32

A world crumbled when dad passed away on this day. Gemala Zenobia, a friend, left a short message on Facebook. “This, too, has a meaning. A message from your dad.” Her exact phrasing has begun to wriggle free from the confines of memory. The meaning or message dad tried to impart on the day he left this earth—or perhaps the way I should attach meaning to his departure—remains a puzzle for which I have yet to find a clue.

It has been fourteen years since. Aid, and more recently, Aki, followed. Late-night calls now bring dread; distance fills me with unease. Once again I face this day empty-handed, greeted by now thirteen unfinished drafts. Words, like in years past, are stuck in the stream of my annual, half-conscious reflections.
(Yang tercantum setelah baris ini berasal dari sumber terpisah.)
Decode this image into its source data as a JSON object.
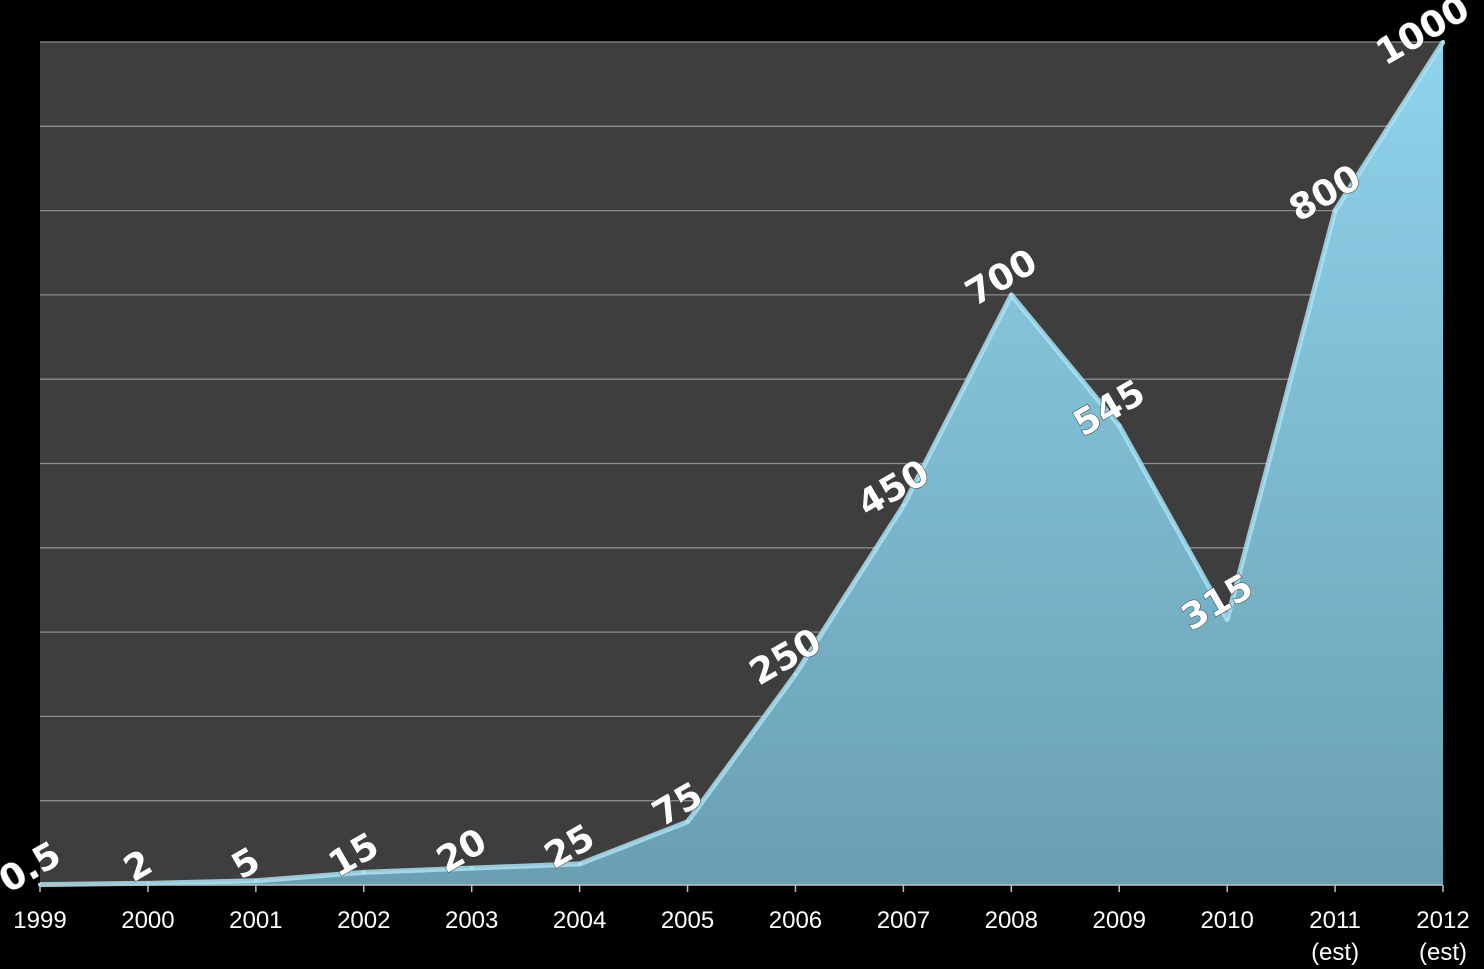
{
  "colors": {
    "background": "#000000",
    "plot_background": "#3e3e3e",
    "gridline": "#8c8c8c",
    "area_top": "#8fd3ec",
    "area_bottom": "#6a9fb2",
    "area_edge": "#a8e2f5",
    "text": "#ffffff"
  },
  "chart_data": {
    "type": "area",
    "title": "",
    "xlabel": "",
    "ylabel": "",
    "x": [
      "1999",
      "2000",
      "2001",
      "2002",
      "2003",
      "2004",
      "2005",
      "2006",
      "2007",
      "2008",
      "2009",
      "2010",
      "2011 (est)",
      "2012 (est)"
    ],
    "tick_labels": [
      [
        "1999"
      ],
      [
        "2000"
      ],
      [
        "2001"
      ],
      [
        "2002"
      ],
      [
        "2003"
      ],
      [
        "2004"
      ],
      [
        "2005"
      ],
      [
        "2006"
      ],
      [
        "2007"
      ],
      [
        "2008"
      ],
      [
        "2009"
      ],
      [
        "2010"
      ],
      [
        "2011",
        "(est)"
      ],
      [
        "2012",
        "(est)"
      ]
    ],
    "values": [
      0.5,
      2,
      5,
      15,
      20,
      25,
      75,
      250,
      450,
      700,
      545,
      315,
      800,
      1000
    ],
    "data_labels": [
      "0.5",
      "2",
      "5",
      "15",
      "20",
      "25",
      "75",
      "250",
      "450",
      "700",
      "545",
      "315",
      "800",
      "1000"
    ],
    "ylim": [
      0,
      1000
    ],
    "y_grid_step": 100,
    "grid": true,
    "show_y_tick_labels": false,
    "legend": "none"
  }
}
Maybe I should publish just this once.

Aid

Sewaktu kecil, saya adalah bocah yang sangat susah makan. Sebelum sendok makanan bisa masuk ke mulut saya, perhatian saya sering kali dialihkan, entah oleh tayangan TV atau pemandangan di jendela mobil. Ada seseorang yang lihai membantu ibu saya dalam urusan ini: Mbak Widati. Karena waktu kecil saya cadel, kami jadi memanggilnya Aid. Tiap kali saya dipegang Aid, makanan yang susah saya telan itu selalu berhasil mendarat masuk ke mulut–walau sering juga ujungnya sebagian terlepeh oleh saya.

Ibu saya adalah pekerja kantoran yang cukup sibuk. Semasa kecil hingga SD, waktu saya banyak dihabiskan bersama Aid dan nenek saya (saya biasa panggil Uti). Setiap hari Aid menunggu di depan gerbang sekolah, tempat antar-jemput anak-anak. Kadang bersama Uti. Ibu saya sementara itu disibukkan jika tidak dengan urusan kantor, maka dengan urusan perkooperasian di SD saat itu. Ibu saya waktu itu adalah pengurus koperasi.

Aid sudah mengurus saya hampir sejak saya dari lahir. Aid ibarat tante saya sendiri, jika tidak mau dibilang ibu kedua. Tiap ada urusan yang harus dikerjakan ibu saya tapi tidak bisa, Aid selalu menyikapinya dengan gesit. Kadang-kadang, Aid jadi penyeimbang bagi keputusan ibu saya yang kadang di luar akal. Pernah suatu hari, di tengah jalan sepulang dari liburan (sepertinya puncak), adik saya tiba-tiba ingin buang air besar. “Mau eek…” katanya merintih. Ibu saya, yang menyetir, langsung tancap gas pol-polan. Aid panik. “Nu jangan ngebut-ngebut!” Ybs punya ide lain: cari semak belukar, lalu biarkan adik buang air di sana.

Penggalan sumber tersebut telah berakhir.